Now is the time when the people in University Hall are spending their leisure hours sending out postcards telling students their marks in the recent examinations. If a postcard were to be published telling about the current bill at the University, it would probably read C plus or B minus, depending on whether one does not or one does like Jeanette MacDonald.

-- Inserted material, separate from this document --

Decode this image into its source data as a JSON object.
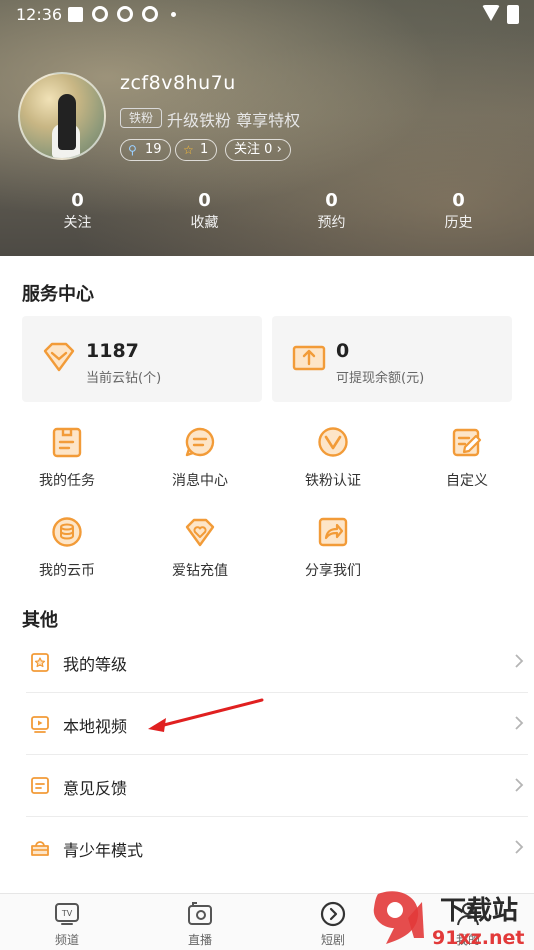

In "The Firefly" Jeanette MacDonald dances, sings, impersonates a night-spot entertainer, and incidentally rescues her native Spain from the ravages of the rapacious Emperor Napoleon of France by her Mata Hari sleuthing for the local military intelligence. Spain, as all the world knows, was overrun by Napoleon's armies, and subsequently rescued, amid much tumult and shouting and bombs bursting in air, by the iron Duke of Wellington. Many a time have we seen the good duke's armies cavorting on the silver screen, and never to such advantage as in "The Firefly." We feel, however, as one whose ancestors fought in the Peninsula Campaign under the aforementioned duke, that it was not altogether worth the candle. There is no reason why Spain should always be the football field for other nations' military escapades.
No reason, except that some future age may star a Jeanette MacDonald in a film of the war. Cast opposite Allan Jones, a spy for the French Army with whom she inconveniently but most romantically falls in love, in appropriate Spanish milien, she sings and dances her way to a victory for Wellington and the liberation of Spain. Other good performances are turned in by Warren William and Douglas Dumbrille as opposing members of the military profession. Yet Jeanette is the sole raison d'etre of the picture, and as a good performance of hers it deserves attention.
"Adventurous Blonde," third in a series of police-tabloid murder-romances, starring glamorous Glenda Farrell, rounds out the bill, and over this picture the curtain of charity should be drawn.